A McKinsey Report (2020) recently concluded that women’s jobs were globally more at risk as a result of the Covid-19 pandemic than men’s, first because women are more likely to act as unpaid carers than men, and second because women work disproportionately in those sectors most vulnerable to decline (such as retail, hotels and catering).

This seminar examines the division commonly made between unpaid care work and paid employment in historical and global perspective, particularly in the light of the pandemic, and its implications for equality at work. It also investigates the perception of unpaid care work as lacking value and esteem.

Programme

5-5.15pm: Welcome and introduction: Michael Gold and Linda Clarke (Chairs) 

5.15-5.45pm: Helen McCarthy. ‘Gender, Maternalism and Intellectual Biography: Beatrice Webb and Women’s Work, c. 1880s – 1919’ 

This paper focuses on the thought of Beatrice Webb (1858-1943) and how it related to the life she led as the daughter of an upper-class industrialist who moved through the worlds of philanthropy, social investigation and socialist agitation between the 1880s and the end of the First World War. The paper suggests the value of adopting a biographical lens for understanding how beliefs about gender and the family become embedded in labour markets and social policies. Drawing together the genres of feminist life-writing and intellectual biography, it explores the formation of such beliefs at the level of the individual, from the psychic processes shaping Webb’s interior self to the political and intellectual cultures through which she made her public mark.

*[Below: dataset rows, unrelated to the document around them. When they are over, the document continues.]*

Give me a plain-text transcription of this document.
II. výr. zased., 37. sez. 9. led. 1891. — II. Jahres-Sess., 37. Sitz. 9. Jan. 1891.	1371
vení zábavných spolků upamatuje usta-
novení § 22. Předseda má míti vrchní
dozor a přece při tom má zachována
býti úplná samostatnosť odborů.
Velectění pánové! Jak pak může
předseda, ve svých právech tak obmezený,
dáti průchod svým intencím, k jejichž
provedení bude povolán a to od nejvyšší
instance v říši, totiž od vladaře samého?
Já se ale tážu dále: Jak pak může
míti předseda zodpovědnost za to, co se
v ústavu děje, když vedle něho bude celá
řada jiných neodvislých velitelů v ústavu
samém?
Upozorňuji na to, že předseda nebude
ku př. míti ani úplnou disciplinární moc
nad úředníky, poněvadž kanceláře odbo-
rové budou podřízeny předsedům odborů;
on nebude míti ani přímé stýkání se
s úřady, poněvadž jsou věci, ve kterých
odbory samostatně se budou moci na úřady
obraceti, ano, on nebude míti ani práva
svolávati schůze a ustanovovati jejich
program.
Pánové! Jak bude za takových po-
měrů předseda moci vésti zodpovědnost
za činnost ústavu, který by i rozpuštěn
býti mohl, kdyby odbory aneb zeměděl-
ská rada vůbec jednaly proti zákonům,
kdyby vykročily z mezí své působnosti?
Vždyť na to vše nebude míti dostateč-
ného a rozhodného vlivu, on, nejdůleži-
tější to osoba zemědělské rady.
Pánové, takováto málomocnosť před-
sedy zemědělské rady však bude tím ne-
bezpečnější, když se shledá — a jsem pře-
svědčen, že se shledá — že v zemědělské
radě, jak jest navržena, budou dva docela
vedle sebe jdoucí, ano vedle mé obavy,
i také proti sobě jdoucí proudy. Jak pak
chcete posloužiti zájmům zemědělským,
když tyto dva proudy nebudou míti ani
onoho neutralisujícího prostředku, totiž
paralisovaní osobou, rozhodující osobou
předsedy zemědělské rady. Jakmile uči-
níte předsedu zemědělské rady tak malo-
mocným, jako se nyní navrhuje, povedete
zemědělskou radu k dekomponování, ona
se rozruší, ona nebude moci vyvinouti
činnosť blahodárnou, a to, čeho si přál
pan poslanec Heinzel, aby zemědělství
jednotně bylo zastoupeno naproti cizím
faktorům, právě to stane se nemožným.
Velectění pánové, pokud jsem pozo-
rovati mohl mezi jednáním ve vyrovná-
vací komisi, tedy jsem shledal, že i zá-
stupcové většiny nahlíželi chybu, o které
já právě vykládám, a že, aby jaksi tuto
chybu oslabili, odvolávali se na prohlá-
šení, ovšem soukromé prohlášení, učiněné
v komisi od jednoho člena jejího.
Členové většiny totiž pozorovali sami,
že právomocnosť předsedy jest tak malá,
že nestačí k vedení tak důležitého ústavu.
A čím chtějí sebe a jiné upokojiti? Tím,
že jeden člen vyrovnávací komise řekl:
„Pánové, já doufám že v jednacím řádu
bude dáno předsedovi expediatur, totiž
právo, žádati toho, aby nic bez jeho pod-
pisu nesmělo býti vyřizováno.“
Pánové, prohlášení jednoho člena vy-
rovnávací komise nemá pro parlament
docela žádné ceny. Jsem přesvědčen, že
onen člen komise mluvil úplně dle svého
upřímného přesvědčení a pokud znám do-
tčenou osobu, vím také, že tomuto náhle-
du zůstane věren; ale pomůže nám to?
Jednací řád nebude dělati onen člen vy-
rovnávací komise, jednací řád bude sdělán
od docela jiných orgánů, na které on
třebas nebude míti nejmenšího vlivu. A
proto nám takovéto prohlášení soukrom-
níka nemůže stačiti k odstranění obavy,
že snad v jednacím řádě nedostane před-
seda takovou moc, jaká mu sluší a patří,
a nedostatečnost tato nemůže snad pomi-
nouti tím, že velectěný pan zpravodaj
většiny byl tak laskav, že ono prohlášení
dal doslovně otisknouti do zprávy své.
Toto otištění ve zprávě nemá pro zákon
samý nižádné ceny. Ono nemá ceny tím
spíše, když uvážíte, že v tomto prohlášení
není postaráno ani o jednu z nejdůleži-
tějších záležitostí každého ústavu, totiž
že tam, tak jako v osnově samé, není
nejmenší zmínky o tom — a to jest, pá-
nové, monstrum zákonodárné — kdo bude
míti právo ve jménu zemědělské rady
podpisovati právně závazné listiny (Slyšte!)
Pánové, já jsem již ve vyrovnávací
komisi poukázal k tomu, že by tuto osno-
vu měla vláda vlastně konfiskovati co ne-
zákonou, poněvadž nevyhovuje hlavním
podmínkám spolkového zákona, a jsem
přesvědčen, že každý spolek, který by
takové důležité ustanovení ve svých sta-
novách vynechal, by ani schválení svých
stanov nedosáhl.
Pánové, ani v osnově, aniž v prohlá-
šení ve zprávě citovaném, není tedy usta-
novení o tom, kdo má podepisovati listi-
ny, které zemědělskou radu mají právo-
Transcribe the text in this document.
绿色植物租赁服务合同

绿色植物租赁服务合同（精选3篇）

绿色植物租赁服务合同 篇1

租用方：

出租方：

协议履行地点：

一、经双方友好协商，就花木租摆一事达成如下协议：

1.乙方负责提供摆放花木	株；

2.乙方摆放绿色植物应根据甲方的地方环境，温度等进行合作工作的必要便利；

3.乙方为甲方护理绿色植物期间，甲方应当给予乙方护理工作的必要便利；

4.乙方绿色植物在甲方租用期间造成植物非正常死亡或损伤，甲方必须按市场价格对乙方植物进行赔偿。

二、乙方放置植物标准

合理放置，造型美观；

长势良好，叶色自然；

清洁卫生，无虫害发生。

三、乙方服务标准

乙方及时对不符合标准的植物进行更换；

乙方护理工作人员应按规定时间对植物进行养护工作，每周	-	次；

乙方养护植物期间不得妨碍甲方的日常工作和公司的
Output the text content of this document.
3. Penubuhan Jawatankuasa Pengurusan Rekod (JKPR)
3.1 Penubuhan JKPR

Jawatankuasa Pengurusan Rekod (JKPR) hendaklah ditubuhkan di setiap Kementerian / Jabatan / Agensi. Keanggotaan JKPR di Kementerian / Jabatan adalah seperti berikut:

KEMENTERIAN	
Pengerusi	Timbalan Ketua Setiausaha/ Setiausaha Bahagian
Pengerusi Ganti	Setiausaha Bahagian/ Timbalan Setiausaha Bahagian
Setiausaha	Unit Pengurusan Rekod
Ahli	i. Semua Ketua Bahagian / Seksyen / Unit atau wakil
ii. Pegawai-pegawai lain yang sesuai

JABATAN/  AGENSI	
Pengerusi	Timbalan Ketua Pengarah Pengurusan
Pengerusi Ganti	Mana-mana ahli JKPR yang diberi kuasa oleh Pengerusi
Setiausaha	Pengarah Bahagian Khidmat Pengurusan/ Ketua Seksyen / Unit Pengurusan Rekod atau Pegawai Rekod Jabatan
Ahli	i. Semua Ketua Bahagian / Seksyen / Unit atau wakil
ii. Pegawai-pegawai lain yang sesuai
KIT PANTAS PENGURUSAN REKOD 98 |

5.45 – 6.15pm: Eileen Boris. ‘Indispensable to All Working Women and to Mothers in the Home’: Global Labour Standards and the Care Work Economy, 1919-2021 

‘Indispensable to All Working Women and to Mothers in the Home’: that is how the French organizer of garment outworkers Jeanne Bouvier characterized a proposal for an eight-hour day, forty-eight-hour week which a century ago became Convention No.1 of the newly formed International Labour Organization (ILO). In differentiating ‘mother in the home’ from ‘all working women,’ she reinforced the separation of mother work (care) from the world of employment that has haunted the formulation of global labour standards. Until the 2000s, paid care work mostly stood outside of ILO deliberations, while unpaid family care was seen predominantly as a special kind of activity, one performed out of love or duty. Whether the new care work economy, especially during COVID times, touted by the ILO as central for gender equality, merely relabels the old inequalities will depend on the struggles waged in its name.